To review the experience of the University of Toronto Perinatal Complex, Ontario, Canada concerning antenatally diagnosed monoamniotic twin pregnancies; and to compare our results with cases reported in the literature with respect to antenatal surveillance and perinatal outcome.


A retrospective chart review of all twin gestations from 1993 to April 2000 was performed. A systematic review of the literature, 1966 to April 2000, of perinatal outcome in monoamniotic twin pregnancies was undertaken.
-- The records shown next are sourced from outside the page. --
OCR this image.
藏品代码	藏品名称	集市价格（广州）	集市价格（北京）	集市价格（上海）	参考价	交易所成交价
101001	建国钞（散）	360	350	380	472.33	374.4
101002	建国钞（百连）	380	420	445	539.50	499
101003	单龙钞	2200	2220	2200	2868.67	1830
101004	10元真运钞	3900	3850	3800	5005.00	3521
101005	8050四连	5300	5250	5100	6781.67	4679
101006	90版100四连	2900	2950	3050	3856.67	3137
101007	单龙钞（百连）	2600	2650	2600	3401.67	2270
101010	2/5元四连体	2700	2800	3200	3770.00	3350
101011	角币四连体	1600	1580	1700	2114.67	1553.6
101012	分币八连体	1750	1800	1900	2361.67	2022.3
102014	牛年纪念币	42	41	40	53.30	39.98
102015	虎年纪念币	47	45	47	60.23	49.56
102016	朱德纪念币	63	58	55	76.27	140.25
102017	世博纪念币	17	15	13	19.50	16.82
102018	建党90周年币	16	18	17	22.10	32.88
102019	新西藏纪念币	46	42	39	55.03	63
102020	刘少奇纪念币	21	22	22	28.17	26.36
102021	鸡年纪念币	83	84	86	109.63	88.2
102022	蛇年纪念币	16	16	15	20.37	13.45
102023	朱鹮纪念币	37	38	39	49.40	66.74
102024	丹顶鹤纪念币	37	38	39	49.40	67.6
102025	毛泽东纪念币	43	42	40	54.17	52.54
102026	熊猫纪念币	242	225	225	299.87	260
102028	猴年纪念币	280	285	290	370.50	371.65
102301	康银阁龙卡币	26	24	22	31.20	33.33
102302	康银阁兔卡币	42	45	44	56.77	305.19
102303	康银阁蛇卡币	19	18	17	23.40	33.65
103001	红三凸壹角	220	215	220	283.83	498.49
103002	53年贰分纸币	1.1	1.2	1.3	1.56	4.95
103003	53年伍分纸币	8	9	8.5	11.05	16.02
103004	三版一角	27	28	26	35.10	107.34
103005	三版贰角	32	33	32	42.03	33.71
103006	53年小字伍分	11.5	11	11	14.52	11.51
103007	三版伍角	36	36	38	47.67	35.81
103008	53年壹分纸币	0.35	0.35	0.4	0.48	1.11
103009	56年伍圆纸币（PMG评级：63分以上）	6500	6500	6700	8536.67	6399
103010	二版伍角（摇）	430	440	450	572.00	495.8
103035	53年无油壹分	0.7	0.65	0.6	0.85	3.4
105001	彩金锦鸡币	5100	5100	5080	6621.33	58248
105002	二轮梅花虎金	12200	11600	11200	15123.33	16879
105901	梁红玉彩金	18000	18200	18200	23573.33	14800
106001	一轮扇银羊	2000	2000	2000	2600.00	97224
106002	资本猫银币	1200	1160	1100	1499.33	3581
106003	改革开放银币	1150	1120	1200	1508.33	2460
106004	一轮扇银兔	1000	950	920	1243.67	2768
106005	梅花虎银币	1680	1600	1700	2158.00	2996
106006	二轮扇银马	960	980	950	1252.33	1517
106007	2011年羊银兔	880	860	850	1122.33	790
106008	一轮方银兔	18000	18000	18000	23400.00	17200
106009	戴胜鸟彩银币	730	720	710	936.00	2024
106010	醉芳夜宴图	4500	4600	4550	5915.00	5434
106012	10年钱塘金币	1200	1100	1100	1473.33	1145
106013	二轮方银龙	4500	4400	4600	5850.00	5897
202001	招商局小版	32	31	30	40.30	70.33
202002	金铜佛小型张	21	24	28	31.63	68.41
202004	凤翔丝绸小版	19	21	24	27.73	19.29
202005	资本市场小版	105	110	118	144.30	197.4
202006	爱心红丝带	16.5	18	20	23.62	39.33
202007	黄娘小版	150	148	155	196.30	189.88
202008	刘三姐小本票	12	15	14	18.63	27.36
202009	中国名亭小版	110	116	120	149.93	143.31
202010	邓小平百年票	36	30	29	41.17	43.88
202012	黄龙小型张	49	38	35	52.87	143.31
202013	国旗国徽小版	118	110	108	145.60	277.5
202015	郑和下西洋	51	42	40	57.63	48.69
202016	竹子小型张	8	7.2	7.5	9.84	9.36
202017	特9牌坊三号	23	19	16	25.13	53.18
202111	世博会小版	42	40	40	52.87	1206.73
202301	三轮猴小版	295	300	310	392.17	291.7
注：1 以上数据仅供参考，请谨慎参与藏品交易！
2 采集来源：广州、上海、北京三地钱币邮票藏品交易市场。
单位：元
All monoamniotic twin gestations at the University of Toronto.


Case-series: 25 prenatally diagnosed monoamniotic twin pregnancies were identified. Seven pregnancies were affected by fetal anomalies. One fetus died at 29 weeks. Neonatal complications occurred below 33 weeks of gestational age and were related to immaturity. Systematic review of the literature: 49 studies met our selection criteria and reported 88 cases diagnosed antenatally. Fourteen pregnancies were affected by major congenital anomalies. Twenty fetuses died after 24 weeks of gestation. Neonatal complications varied widely in severity and depended on gestational age at birth. The risk of intrauterine fetal death was 10% at the University of Toronto and 12% in the review of the literature.


Our experience, the largest so far, suggests that regular fetal surveillance and appropriate steroid administration leads to a good perinatal outcome. The risk of fetal death (10%-12%) is lower than the previously quoted risk of 30%-70%. A careful review of obstetric interventions and further work examining outpatient surveillance of monoamniotic twin pregnancies are needed. The best treatment of monoamniotic twin pregnancies can only be determined by randomised trials.